【番記者の視点】G大阪、10人の浦和に逆転負け 勝負を分けた2失点目招いた“魔の9分間”
◆明治安田生命J1リーグ▽第28節 G大阪1―3浦和(24日・パナソニックスタジアム)
【G大阪担当・金川誉】見せつけられたのは力の差だったのか、それとも覚悟の差だったのか。1―1の後半14分。FW宇佐美貴史に頭突きを見舞った浦和FWカンテが退場となり、数的有利となった。しかし後半23分、勝ち越しゴールを奪ったのは浦和だった。
数的有利となったG大阪は、一気にたたみかけて試合の主導権を握りたいはずだった。しかし直後の時間帯、浦和は自陣に引きこもることなく、人数差を感じさせない前へのプレスでG大阪のDFラインにもしっかりと制限をかけてきた。ひとりひとりが走る距離、強度を高めて数的不利のハンデを押し返そうとした相手に対し、G大阪はギアを上げきれず。DF福岡将太が「一人多くなってからの方が、相手にボールを動かされた」と語った状況に陥った。
ゴールを奪われる直前の後半20分にも、浦和に攻め込まれた状況から一度はクリアしたが、再び拾われて波状攻撃を受け、シュートまで許した。MF山本悠樹は「人任せになるというか、(守備で)制限もかからないし、ひとり多いのにボールもとれない。嫌な感じがするな、と思っていたら、案の定やられた。11人だからいけるという安心感というか、そういうものを感じていたならおかしい」と話した。

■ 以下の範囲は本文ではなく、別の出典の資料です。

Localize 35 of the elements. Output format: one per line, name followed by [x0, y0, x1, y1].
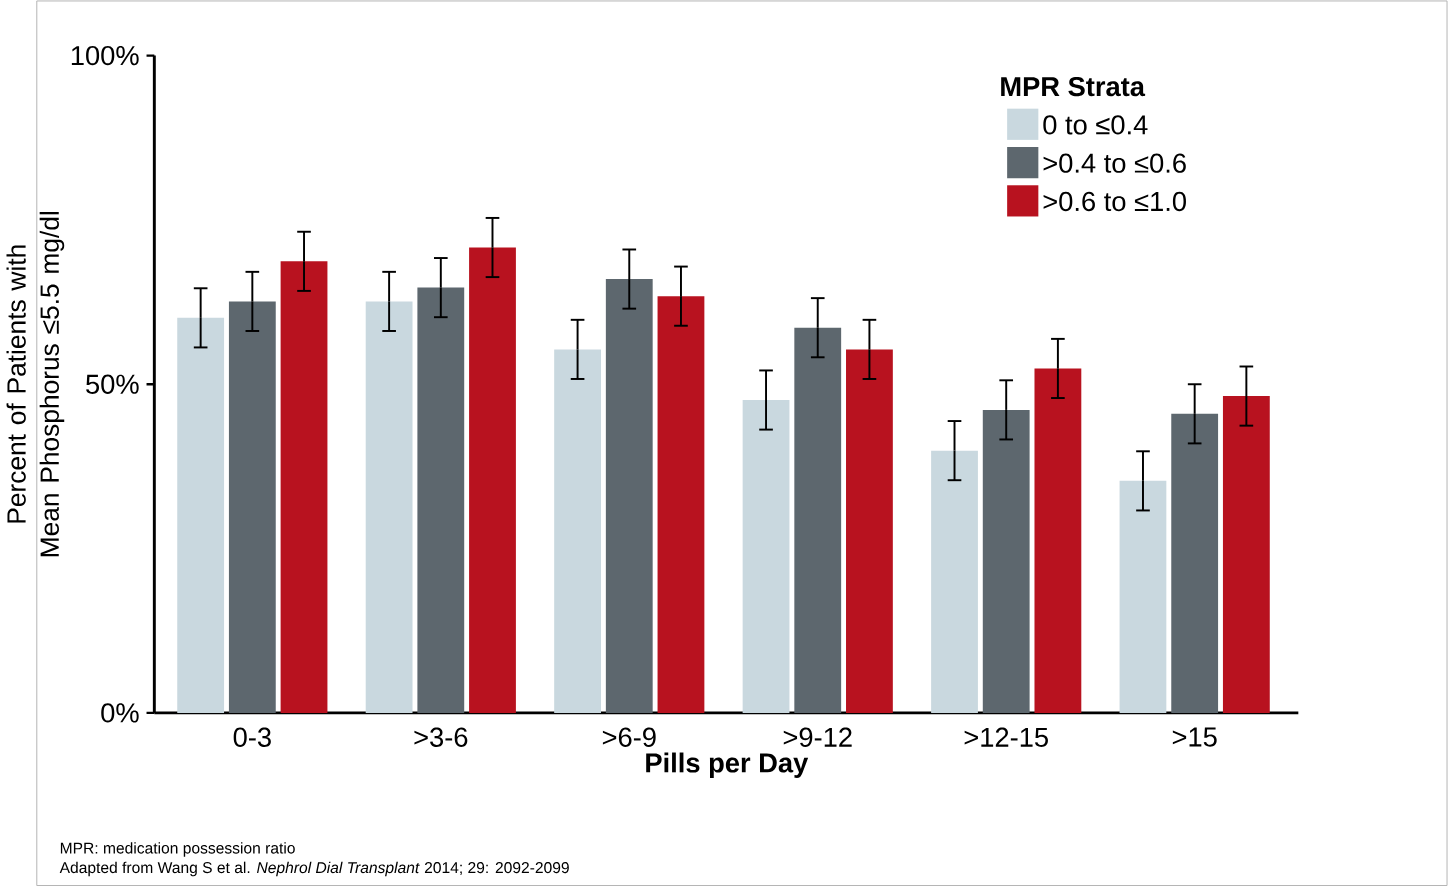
bar [1222, 396, 1270, 714]
bar [417, 287, 465, 714]
y-axis-title: Percent of Patients with Mean Phosphorus ≤5.5 mg/dl [6, 212, 65, 557]
x-tick-label: >15 [1172, 727, 1217, 747]
bar [982, 410, 1030, 714]
x-tick-label: >9-12 [783, 727, 852, 748]
text: Adapted from Wang S et al. Nephrol Dial Transplant 2014; 29: 2092-2099 [59, 861, 569, 877]
x-tick-label: 0-3 [233, 727, 271, 748]
bar [794, 327, 842, 714]
bar [1171, 414, 1219, 714]
bar [228, 301, 276, 714]
legend-label: 0 to ≤0.4 [1043, 115, 1148, 135]
bar [742, 400, 790, 714]
bar [365, 301, 413, 714]
legend-label: >0.4 to ≤0.6 [1043, 153, 1186, 174]
bar [1119, 481, 1167, 714]
x-tick-label: >6-9 [602, 727, 656, 748]
text: MPR: medication possession ratio [60, 842, 295, 857]
bar [554, 349, 601, 714]
legend-label: >0.6 to ≤1.0 [1043, 192, 1186, 212]
x-axis-title: Pills per Day [646, 752, 809, 779]
y-tick-label: 100% [71, 46, 139, 66]
x-tick-label: >12-15 [964, 727, 1048, 748]
y-tick-label: 50% [86, 374, 139, 395]
bar [177, 318, 225, 714]
bar [280, 261, 328, 714]
bar [469, 247, 516, 714]
y-tick-label: 0% [101, 703, 139, 723]
bar [846, 349, 893, 714]
bar [1034, 368, 1082, 714]
x-tick-label: >3-6 [414, 727, 468, 748]
legend-title: MPR Strata [1001, 77, 1146, 97]
bar [605, 279, 653, 714]
bar [657, 296, 705, 714]
bar [931, 450, 978, 714]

10人の相手に対し、主導権を握れなかった“魔の9分間”に失点。リードを許した後は押し込む時間帯が増えたが、J1最少失点を誇る浦和に、自信と活力を与えてしまった2失点目が勝負を分けた。
9月だけでルヴァン杯の準々決勝2試合を含め、浦和に3敗。内容的にはすべての試合で圧倒されたわけではないが、勝負所をかぎ分けるギアチェンジの巧みさ、局面での強さ、そして決定力には差を見せつけられた。中位とさまようG大阪と、逆転優勝を狙う浦和の間に、メンタル面での差はあったのかもしれない。しかしホームに3万人以上の観客が集まった中で、かつてはタイトルを争って数々の激闘を演じた浦和への今季4敗目は、屈辱以外の何ものでもない。試合後に響いたG大阪サポーターからのブーイングと、浦和サポーターの歓喜の声に感じた悔しさを、残り試合の糧とするしかない。